Setelah itu, saya pun tertidur. Sejenak mengganti malam ketika di Tumpang.


Perjalanan Kedua, Mahameru... (Awal)


Beranggotakan lima orang, tiga dari Malang dan dua dari Jogjakarta. Dari kiri ke kanan adalah saya, Farid Syuhada a.k.a Om, Eka (cewe'nya Wayang), Dzulfikar a.k.a Wayang, dan Rizky Aditya a.k.a Djonk.

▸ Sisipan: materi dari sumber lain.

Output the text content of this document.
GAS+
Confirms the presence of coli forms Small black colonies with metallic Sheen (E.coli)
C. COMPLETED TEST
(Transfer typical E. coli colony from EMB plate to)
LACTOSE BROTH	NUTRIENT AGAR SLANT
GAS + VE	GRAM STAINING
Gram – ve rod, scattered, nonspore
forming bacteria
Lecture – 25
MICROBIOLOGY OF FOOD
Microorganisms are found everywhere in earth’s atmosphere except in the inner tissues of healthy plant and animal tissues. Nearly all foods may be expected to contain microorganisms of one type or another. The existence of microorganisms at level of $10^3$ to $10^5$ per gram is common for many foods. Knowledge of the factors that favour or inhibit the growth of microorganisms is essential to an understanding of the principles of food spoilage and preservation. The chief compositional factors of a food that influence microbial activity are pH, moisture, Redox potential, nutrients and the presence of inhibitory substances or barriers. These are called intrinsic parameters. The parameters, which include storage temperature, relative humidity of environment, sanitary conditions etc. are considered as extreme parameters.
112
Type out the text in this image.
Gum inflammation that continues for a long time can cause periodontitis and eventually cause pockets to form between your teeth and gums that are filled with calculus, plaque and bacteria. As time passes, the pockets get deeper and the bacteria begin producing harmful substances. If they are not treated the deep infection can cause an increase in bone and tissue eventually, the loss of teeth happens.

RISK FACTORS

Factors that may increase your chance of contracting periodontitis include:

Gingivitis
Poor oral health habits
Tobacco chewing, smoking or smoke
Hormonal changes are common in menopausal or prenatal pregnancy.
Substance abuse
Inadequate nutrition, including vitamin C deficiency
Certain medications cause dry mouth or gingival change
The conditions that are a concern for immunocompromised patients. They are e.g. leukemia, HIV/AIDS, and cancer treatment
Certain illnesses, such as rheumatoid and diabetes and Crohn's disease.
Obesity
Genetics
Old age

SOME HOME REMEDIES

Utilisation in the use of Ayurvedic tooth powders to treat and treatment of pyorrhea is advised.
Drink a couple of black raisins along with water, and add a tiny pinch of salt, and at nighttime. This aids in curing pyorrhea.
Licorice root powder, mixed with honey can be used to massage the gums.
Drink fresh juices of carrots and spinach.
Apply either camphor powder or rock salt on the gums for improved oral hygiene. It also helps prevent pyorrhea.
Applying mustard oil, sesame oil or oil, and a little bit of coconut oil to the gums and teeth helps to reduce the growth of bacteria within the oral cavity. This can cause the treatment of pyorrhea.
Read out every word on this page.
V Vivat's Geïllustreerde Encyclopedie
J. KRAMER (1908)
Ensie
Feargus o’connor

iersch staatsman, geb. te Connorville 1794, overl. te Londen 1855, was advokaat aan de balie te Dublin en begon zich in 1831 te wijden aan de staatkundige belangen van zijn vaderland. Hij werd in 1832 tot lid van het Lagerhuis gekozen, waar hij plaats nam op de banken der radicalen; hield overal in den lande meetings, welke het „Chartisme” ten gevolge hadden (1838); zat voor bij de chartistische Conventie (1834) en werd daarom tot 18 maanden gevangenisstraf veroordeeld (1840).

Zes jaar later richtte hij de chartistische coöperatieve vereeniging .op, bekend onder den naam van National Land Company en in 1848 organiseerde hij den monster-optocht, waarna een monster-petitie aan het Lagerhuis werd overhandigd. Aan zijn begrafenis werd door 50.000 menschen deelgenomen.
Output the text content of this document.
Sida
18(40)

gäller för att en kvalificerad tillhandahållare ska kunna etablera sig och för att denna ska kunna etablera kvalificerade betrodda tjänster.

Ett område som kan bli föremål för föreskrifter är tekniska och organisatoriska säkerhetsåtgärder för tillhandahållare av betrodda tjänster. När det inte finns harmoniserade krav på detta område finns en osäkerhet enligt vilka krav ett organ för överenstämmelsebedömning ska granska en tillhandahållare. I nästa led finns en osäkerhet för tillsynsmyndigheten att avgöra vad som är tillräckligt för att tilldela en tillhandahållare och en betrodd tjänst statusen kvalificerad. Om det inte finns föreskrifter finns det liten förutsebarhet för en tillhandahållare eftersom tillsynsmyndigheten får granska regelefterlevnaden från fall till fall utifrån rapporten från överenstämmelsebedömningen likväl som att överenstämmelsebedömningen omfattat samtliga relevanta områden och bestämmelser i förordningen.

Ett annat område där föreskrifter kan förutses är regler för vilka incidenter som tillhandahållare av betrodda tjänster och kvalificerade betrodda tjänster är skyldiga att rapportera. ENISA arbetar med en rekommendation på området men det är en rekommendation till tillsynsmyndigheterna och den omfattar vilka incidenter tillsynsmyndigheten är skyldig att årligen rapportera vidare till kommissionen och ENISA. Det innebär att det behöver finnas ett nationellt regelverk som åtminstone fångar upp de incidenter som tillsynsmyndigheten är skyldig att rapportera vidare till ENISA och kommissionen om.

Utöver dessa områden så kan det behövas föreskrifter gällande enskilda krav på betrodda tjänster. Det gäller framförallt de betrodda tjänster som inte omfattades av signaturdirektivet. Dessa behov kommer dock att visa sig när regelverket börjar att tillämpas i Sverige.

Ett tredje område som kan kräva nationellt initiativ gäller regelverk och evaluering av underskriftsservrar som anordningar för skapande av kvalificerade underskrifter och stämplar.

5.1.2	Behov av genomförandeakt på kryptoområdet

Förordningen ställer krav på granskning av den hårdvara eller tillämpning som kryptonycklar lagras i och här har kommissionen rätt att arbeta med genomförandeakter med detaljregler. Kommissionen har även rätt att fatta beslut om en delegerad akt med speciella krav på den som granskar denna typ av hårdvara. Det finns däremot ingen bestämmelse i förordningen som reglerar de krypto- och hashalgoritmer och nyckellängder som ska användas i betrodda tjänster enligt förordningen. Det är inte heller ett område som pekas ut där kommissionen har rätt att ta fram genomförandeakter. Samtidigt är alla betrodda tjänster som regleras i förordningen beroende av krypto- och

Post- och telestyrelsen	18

Rabu malam bada' Maghrib perjalanan dimulai ke Tumpang, pintu masuk ke Taman Nasional Bromo Tengger Semeru dari arah Malang. Namun perlu diingat sebelum berangkat adalah mempersiapkan fotokopi KTP dan Surat Keterangan. Jangan lupa juga menghitung anggaran lebih untuk transportasi. Dari Arjosari menggunakan angkutan putih jurusan Tumpang dengan tarif Rp. 4000,-/orang, tapi dengan banyaknya barang yang nantinya akan dibawa bisa saja melonjak menjadi Rp. 7000,-/orang. Dari Tumpang, kami menggunakan jasa angkutan truk barang yang biasanya berangkat bada' Shubuh dengan tarif Rp. 30.000,-/orang, jadinya kami harus menginap satu malam di rumah si empunya truk. Biasanya para pendaki dipaksa memilih menggunakan jasa angkutan jeep yang berpangkalan di depan Alfa Mart Pasar Tumpang. Menggunakan jasa angkutan jeep tarifnya adalah Rp. 350.000,-  sampai dengan Rp. 550.000,- namun tarif Rp. 35.000,-/orang bisa berlaku jika minimal penumpangnya minimal 15 orang.